Wansink tells Retraction Watch that he was not aware the papers were being retracted:
All of the reanalyses that were verified by Cornell came out identical or nearly so to what had been reported. The only thing we couldn’t find the original survey instruments (some which were over 18 years old). We had the electronic versions of the data, but it doesn’t seem reasonable to keep hard copies of surveys years after they are collected.
Here are the six papers:
- Wansink B, Tal A, Shimizu M. First foods most: after 18-hour fast, people drawn to starches first and vegetables last. Arch Intern Med. 2012;172(12):961-963.
- Tal A, Wansink B. Fattening fasting: hungry grocery shoppers buy more calories, not more food. JAMA Intern Med. 2013;173(12):1146-1148.
- Tal A, Zuckerman S, Wansink B. Watch what you eat: action-related television content increases food intake. JAMA Intern Med. 2014;174(11):1842-1843.

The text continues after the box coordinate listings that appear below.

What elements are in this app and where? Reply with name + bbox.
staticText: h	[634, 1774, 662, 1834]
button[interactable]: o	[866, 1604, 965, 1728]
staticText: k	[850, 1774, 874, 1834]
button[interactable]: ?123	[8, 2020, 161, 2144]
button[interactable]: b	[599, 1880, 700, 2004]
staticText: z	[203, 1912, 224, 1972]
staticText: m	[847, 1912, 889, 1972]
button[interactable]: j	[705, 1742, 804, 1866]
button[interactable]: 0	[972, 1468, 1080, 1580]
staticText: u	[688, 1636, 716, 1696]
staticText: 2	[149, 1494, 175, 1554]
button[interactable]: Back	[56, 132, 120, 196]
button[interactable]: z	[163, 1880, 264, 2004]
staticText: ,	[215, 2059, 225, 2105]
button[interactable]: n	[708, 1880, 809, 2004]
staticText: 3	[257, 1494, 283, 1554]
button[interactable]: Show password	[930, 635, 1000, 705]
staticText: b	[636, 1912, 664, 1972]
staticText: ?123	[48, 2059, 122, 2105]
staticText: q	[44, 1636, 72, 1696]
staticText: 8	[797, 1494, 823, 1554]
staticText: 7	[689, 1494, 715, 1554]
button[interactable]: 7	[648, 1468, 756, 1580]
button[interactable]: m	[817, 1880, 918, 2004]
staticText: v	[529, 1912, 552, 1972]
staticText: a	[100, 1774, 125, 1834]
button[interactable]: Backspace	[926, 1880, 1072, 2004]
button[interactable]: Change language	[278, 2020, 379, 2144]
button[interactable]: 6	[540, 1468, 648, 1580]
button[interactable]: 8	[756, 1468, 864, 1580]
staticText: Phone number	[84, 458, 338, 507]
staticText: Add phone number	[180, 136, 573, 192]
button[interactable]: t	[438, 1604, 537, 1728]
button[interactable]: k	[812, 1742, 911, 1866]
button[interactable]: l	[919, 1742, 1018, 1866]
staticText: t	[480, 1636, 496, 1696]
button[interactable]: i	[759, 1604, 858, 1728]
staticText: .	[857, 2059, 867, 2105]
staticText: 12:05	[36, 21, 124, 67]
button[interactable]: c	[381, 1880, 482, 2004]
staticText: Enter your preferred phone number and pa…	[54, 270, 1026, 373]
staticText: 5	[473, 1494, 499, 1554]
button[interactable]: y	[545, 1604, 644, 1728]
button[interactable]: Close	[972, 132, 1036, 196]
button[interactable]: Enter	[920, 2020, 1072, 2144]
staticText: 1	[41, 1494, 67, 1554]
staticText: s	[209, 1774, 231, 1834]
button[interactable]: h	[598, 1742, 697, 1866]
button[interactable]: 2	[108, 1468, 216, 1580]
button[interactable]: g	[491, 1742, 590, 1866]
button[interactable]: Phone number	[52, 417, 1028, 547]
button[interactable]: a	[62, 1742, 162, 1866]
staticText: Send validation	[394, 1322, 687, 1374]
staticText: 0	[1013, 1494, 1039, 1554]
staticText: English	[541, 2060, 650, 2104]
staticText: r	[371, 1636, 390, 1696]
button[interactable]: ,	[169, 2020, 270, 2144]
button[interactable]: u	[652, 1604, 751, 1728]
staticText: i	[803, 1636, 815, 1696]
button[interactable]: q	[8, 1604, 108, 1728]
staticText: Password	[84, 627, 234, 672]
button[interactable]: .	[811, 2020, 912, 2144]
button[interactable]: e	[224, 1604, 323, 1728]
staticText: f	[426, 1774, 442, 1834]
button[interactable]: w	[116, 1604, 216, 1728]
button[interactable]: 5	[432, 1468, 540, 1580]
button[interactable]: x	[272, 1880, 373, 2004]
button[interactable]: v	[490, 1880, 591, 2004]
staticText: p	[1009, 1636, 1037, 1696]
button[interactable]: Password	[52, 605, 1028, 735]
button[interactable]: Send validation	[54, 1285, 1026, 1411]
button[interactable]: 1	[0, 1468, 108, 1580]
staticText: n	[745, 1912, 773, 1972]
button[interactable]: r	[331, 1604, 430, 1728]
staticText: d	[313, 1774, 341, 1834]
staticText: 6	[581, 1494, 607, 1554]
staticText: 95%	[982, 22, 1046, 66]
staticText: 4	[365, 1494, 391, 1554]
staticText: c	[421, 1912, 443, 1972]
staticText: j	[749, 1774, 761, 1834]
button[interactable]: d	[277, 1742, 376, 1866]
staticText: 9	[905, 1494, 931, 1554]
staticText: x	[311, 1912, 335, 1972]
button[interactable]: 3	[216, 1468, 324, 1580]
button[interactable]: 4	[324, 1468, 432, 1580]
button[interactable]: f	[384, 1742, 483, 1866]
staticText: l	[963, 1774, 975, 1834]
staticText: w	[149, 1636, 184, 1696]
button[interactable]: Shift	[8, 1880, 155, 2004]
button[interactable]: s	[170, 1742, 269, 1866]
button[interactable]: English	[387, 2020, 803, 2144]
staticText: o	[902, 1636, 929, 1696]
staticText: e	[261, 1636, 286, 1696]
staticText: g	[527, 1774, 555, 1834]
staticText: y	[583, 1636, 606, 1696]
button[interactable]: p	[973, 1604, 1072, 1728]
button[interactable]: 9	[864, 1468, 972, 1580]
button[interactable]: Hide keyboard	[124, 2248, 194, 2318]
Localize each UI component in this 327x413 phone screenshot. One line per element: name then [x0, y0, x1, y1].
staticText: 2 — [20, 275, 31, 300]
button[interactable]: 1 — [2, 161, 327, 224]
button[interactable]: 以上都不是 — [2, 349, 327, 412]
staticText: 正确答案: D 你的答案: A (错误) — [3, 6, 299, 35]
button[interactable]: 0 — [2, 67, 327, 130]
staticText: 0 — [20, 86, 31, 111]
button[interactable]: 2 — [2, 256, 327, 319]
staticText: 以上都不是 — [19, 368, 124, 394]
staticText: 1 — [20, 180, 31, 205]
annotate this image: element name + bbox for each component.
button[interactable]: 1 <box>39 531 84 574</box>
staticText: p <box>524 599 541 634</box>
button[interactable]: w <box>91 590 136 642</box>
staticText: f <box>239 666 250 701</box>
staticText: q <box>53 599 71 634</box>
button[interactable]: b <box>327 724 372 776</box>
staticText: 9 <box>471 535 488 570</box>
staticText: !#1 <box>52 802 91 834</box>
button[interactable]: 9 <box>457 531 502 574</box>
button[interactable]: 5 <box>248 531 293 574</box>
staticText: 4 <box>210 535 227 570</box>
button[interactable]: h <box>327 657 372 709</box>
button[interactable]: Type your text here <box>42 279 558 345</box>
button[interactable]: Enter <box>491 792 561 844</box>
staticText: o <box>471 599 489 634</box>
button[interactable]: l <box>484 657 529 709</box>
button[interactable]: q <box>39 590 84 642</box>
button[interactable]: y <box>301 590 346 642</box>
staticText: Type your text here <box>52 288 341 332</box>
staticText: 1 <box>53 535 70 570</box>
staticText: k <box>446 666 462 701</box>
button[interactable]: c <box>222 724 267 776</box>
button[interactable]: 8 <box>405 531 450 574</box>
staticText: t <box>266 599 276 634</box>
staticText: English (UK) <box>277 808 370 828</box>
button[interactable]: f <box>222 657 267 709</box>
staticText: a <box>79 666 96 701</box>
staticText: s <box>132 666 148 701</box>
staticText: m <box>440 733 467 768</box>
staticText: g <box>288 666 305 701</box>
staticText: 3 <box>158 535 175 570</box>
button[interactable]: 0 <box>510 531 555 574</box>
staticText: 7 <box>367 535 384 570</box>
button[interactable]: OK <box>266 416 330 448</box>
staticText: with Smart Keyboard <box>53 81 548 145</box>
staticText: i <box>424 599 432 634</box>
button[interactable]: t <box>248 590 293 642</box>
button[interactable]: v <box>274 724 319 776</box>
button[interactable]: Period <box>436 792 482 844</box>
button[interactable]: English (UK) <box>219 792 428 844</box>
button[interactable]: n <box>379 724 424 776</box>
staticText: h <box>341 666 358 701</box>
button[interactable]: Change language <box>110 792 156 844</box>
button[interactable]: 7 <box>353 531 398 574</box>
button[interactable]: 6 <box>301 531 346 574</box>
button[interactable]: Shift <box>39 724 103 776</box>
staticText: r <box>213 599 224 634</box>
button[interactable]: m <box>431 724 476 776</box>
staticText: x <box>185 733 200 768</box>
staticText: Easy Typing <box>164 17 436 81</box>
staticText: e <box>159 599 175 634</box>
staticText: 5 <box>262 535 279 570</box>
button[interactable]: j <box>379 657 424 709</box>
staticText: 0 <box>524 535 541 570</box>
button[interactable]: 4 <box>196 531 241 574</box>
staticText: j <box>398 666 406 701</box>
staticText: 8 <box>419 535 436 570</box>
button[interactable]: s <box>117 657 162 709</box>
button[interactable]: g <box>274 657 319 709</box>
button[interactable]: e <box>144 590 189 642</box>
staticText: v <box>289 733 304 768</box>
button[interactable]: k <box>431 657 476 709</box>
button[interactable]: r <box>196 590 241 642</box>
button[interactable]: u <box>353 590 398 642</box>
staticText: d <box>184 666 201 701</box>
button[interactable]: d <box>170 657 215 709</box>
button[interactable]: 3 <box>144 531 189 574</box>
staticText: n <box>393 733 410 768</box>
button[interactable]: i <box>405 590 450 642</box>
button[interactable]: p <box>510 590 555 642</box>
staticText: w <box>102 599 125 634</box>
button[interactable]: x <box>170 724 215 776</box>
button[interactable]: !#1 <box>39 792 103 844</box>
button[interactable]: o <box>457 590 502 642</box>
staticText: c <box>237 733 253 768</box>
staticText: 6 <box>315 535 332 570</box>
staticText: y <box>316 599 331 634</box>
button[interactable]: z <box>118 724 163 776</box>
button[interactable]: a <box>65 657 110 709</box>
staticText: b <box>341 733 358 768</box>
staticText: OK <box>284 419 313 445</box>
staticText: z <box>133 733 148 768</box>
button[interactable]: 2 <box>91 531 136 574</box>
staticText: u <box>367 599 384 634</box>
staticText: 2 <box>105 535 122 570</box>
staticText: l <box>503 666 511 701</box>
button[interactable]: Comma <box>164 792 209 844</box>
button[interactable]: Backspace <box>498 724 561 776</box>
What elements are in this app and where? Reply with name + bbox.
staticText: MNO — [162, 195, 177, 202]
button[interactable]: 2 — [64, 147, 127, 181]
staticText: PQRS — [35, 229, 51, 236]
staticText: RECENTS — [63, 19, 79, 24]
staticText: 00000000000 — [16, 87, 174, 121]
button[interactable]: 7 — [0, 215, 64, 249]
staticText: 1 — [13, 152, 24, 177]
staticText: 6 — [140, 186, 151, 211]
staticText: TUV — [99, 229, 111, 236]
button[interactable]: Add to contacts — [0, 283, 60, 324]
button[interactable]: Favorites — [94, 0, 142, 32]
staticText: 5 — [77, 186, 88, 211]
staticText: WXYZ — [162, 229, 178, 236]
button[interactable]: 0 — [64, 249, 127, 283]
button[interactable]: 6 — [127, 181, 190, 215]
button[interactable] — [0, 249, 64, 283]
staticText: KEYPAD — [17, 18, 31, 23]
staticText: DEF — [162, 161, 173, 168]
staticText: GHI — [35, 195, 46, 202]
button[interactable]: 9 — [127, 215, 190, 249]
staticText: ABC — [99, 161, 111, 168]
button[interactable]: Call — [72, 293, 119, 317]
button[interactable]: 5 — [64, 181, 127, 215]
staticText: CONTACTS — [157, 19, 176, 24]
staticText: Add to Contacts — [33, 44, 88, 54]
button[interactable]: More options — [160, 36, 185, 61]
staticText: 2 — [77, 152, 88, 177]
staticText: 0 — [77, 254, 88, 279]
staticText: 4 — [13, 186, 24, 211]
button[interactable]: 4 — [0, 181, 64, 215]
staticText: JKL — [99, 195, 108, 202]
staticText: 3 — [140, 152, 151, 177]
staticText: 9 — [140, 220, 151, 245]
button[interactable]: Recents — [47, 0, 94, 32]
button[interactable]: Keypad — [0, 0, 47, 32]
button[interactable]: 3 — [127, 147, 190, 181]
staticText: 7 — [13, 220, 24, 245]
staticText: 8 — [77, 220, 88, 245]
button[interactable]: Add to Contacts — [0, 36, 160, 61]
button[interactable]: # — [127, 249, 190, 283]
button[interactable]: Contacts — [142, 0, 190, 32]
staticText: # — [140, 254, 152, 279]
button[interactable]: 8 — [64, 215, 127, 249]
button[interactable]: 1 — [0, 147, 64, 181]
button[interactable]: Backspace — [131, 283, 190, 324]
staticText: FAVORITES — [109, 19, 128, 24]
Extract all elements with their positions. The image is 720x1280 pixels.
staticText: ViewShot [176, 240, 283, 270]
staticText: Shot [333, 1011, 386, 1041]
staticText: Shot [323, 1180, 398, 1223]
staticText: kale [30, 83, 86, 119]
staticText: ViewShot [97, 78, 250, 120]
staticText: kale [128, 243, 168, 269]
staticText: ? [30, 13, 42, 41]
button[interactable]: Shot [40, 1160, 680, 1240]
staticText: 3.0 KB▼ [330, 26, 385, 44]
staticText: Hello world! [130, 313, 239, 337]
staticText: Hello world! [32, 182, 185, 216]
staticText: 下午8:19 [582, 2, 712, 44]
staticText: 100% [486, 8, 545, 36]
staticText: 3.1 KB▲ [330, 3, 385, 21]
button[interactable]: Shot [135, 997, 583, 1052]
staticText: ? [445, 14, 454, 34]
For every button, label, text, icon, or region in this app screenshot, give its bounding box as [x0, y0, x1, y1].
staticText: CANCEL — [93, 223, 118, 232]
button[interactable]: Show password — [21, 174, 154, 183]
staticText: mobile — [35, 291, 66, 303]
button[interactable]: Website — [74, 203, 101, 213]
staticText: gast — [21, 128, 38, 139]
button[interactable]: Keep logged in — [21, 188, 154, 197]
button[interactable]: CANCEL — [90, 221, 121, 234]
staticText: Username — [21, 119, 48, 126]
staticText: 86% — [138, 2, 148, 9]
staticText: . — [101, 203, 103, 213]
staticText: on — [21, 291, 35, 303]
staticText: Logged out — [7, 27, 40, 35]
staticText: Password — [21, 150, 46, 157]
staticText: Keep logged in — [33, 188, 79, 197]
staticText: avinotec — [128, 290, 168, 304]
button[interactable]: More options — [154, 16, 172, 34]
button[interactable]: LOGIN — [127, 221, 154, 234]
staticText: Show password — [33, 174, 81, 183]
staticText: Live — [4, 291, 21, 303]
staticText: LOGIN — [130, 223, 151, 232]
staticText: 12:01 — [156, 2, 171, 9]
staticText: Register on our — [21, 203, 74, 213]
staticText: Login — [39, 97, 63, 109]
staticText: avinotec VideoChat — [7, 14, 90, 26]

- Wansink B, Cheney MM. Super Bowls: serving bowl size and food consumption. JAMA. 2005;293(14):1727-1728. doi:10.1001/jama.293.14.1727
- Wansink B, Payne C, Werle C. Consequences of belonging to the “clean plate club”. Arch Pediatr Adolesc Med. 2008;162(10):994-995.
- Hanks AS, Just DR, Wansink B. Preordering school lunch encourages better food choices by children. JAMA Pediatr. 2013;167(7):673-674.
I’ve very proud of all of these papers, and I’m confident they will be replicated by other groups.
In a saga that began in November 2016 with a blog post by Wansink about a graduate student, and grew to involve allegations of p-hacking and sloppy statistics, Wansink has now had 13 papers retracted — one of them, twice — as well as at least 15 papers corrected.
Update, 1720 UTC, 9/19/18: Cornell’s senior director of media relations and news John Carberry tells Retraction Watch:
“Cornell University has conducted a comprehensive review of allegations of academic misconduct raised in relation to the work of Professor Wansink. We will issue a statement about its outcome on Friday.”
Update, 2130 UTC, 9/19/18: Was Wansink notified of the retractions? JAMA tells us:
Dr. Wansink’s institution was notified at the time the articles were retracted. Our request for independent validation of the study results was with appropriate officials at Cornell University.